Issue 6: 10 in 10
The U.S. Department of Labor will not enforce two of its final rules, published in November and December 2020, restricting ERISA retirement plans’ consideration of environmental, social, and governance (“ESG”) factors in the investment of plan assets, according to a March 10, 2021 enforcement policy statement. The move follows President Biden’s executive order directing federal agencies to review regulations promulgated during the Trump Administration that may be inconsistent with his administration’s policy objectives related to health and the environment. The DOL “intends to revisit the” ESG rules, but provided no timeline for doing so. Plan fiduciaries who want to consider ESG factors when choosing and managing investment options, however, may feel betwixt and between—still subject to a pair of regulations that private litigants may seek to enforce through ERISA breach of fiduciary duty claims.
Investment vehicles and strategies that integrate environmental, social, and governance factors into investment processes and decision-making reportedly make up one-third (33%) of the $51 trillion dollars in total U.S. assets under professional management. Regulators in the United Kingdom and European Union have begun to promote consideration of ESG factors by retirement plans. By contrast, the ESG rules finalized late last year require ERISA fiduciaries to focus solely on “pecuniary factors”:
- The “Financial Factors in Selecting Plan Investments” rule says that ERISA’s duties of prudence and loyalty require plan fiduciaries to consider only factors expected to have a material effect on an investment’s risk or return when selecting and monitoring plan investments, including investment options in a self-directed 401(k) or other individual account plan. While plan fiduciaries are not forbidden from considering ESG factors, the rule prohibits fiduciaries from focusing on “non-pecuniary benefits or goals” at the cost of diminished investment returns, increased risk, or higher fees. The rule also prohibits the selection of funds as “qualified default investment alternatives” that include one or more non-financial goals in their investment objectives; and
- The “Fiduciary Duties Regarding Proxy Voting and Shareholders Rights” rule reached a similar conclusion with respect to plan fiduciaries’ exercise of shareholder rights. The rule says a plan fiduciary must act solely in accordance with the economic interests of the plan and may not subordinate the economic interests of plan participants to non-pecuniary interests when exercising such rights, including proxy voting on shareholder proposals.

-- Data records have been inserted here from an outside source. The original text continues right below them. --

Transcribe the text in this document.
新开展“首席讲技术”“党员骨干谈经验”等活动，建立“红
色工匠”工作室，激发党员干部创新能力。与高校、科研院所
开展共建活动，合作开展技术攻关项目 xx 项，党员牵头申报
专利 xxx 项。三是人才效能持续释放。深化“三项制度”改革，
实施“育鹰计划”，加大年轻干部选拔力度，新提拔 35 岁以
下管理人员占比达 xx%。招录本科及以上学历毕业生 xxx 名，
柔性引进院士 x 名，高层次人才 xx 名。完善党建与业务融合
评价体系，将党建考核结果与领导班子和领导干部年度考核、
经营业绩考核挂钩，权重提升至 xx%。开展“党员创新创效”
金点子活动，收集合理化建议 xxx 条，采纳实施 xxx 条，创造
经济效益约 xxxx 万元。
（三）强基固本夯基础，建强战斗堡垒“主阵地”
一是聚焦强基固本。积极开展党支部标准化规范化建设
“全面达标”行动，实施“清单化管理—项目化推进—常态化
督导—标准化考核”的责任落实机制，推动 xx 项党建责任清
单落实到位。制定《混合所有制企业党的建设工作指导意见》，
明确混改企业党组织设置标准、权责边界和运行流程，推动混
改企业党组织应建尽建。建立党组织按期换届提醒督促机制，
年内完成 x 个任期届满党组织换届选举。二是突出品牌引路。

The DOL cited criticisms that the rules fail to consider evidence that ESG factors “improv[e] investment value and long-term investment returns for retirement investors,” and have a “chilling effect on appropriate integration of ESG factors” into ERISA investment decisions. The DOL’s about-face, while not unexpected, is still welcome news to providers of ESG-branded mutual funds and ETFs, which according to Morningstar data saw net inflows of $51 billion in 2020—more than double the total for 2019, and nearly 10 times more than 2018.
Plan fiduciaries who consider (or want to consider) ESG factors when choosing investment options should not be so sanguine. The Biden Administration’s ability to protect plan fiduciaries inclined to consider ESG factors may be constrained, at least without action from Congress, by the Supreme Court’s ruling that ERISA’s duty of loyalty requires fiduciaries to act for the exclusive purpose of providing financial benefits to participants. See Fifth Third Bancorp v. Dudenhoeffer, 573 U.S. 409 (2014).
For now, plan fiduciaries who wish to consider investments or shareholder initiatives that incorporate ESG factors should proceed cautiously. Until Congress acts or the DOL explains what plan fiduciaries may do with respect to ESG factors, plan fiduciaries should remain familiar with the final ESG rules, base their decisions on the foundational principles that fiduciaries must act prudently and in their participants’ best financial interests, and document their decision-making.